KINVENT — Adapter un produit à des pratiques variées
Les professionnels du mouvement n'ont pas les mêmes besoins, selon leur discipline. L’observation permet d’ajuster l’offre pour rester cohérent avec les pratiques réelles. → L’enseignement : un produit peut être unique, mais les usages ne le sont jamais.
Sim&Cure — Faciliter la précision clinique
Pour Sim&Size, la question n’était pas d’ajouter des fonctionnalités, mais de fluidifier l'accès à l’information essentielle. → L’enseignement : une interface claire facilite la prise de décision.
DMS Imaging — Penser la mobilité en situation réelle
L’enjeu portait sur l’usage en environnement dense. Les tests terrain ont permis d’intégrer ces contraintes dès la conception. → L’enseignement : la mobilité se comprend dans le contexte, pas sur le papier.




5. Une filière qui avance en intégrant l’usage au pilotage
Les initiatives portées au niveau national comme local montrent un mouvement clair : la volonté de renforcer les liens entre innovation, terrain et adoption.
Les Tiers Lieux d’Expérimentation en Santé, par exemple, portent sur tout le territoire une dynamique de décloisonnement au service de projets plus efficaces, plus appliqués. En région Occitanie, l’agence AD’OCC ou Eurobiomed favorisent les liens de collaboration entre centres de soins et acteurs privés. Au sein de l’école ISIS à Castres, on met à disposition des élèves ingénieurs un living lab pour tester les projets hardware et software dans des conditions réelles d’un parcours de soin. Et à Montpellier, le CHU se transforme en intégrant à un niveau stratégique les fruits d’ERIOS, une démarche d’expérimentation fondée sur l’étude des usages et sur le co-design.
Ce mouvement va dans le bon sens :
- plus d’observation,
- plus de clarté dans les projets,
- des expérimentations plus rapides,
- une meilleure coordination entre les acteurs.

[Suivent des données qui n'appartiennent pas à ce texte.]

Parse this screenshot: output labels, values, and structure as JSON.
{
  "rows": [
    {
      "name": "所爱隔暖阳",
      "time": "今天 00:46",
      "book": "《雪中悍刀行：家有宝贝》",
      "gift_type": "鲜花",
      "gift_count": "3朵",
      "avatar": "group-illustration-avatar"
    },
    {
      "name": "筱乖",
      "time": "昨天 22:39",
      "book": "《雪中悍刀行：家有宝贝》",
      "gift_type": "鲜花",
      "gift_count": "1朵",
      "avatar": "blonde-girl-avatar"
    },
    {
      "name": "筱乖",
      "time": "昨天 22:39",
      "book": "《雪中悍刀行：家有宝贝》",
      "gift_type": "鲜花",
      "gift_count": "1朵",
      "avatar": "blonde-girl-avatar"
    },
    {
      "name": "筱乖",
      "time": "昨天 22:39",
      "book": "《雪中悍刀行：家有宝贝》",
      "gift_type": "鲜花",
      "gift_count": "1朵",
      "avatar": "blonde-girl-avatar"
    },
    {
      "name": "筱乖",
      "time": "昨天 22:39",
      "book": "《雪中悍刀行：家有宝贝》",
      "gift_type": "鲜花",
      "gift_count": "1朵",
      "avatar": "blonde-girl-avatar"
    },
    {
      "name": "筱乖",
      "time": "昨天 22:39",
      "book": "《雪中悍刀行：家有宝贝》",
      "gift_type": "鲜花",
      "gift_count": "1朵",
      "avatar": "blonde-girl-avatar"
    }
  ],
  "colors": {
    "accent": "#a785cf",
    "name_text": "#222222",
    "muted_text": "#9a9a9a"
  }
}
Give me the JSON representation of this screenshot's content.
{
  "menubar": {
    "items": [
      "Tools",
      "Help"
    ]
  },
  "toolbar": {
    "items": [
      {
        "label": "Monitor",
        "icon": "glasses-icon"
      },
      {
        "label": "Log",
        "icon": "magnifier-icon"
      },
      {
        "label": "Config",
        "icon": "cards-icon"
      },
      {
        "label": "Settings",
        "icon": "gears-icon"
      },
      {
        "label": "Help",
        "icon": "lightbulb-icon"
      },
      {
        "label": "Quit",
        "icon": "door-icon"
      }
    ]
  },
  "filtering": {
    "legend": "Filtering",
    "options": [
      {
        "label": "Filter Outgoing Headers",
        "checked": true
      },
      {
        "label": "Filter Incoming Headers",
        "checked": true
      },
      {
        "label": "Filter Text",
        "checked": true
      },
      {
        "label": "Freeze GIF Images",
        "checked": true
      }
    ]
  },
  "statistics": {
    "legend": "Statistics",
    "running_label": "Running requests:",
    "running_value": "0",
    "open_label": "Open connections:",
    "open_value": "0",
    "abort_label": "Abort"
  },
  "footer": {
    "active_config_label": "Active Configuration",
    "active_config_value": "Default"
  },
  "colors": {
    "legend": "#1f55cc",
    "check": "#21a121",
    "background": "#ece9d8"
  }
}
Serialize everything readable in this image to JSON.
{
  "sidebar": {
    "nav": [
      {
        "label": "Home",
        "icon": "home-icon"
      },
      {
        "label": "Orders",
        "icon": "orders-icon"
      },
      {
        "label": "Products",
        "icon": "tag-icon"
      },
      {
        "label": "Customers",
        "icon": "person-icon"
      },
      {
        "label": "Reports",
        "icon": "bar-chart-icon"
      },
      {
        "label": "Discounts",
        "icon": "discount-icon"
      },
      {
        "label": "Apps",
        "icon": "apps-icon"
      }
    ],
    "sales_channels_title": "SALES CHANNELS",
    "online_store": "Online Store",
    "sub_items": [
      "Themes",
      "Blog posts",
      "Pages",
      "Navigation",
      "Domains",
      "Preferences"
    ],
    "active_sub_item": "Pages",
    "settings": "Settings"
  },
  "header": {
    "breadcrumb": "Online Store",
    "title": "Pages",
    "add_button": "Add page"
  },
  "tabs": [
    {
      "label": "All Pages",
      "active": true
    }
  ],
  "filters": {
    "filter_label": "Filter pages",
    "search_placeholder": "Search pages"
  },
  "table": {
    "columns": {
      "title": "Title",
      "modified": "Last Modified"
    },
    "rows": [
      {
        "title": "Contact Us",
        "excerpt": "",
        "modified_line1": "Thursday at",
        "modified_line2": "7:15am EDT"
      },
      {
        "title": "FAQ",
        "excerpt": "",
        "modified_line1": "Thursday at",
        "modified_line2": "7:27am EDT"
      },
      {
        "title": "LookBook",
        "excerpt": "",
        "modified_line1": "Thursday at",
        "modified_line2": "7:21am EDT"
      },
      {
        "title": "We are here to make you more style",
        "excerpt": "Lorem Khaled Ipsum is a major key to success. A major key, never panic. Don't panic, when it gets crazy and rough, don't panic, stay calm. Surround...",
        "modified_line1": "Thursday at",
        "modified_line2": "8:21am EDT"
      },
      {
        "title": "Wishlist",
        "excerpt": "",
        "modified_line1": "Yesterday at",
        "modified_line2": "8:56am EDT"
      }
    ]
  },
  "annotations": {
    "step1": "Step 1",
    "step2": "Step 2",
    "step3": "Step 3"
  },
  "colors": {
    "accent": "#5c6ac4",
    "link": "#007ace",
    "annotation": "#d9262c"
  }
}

Un outil est adopté quand il facilite le travail, simplement
Faire fonctionner le numérique en santé ne repose pas sur la sophistication des technologies, mais sur leur capacité à accompagner les gestes réels. Lorsque l’usage devient un élément central du projet, les outils gagnent en fluidité, les équipes en sérénité, et les organisations en lisibilité.
C’est dans cette direction que nous travaillons : rendre l’innovation utilisable, utile et adoptable.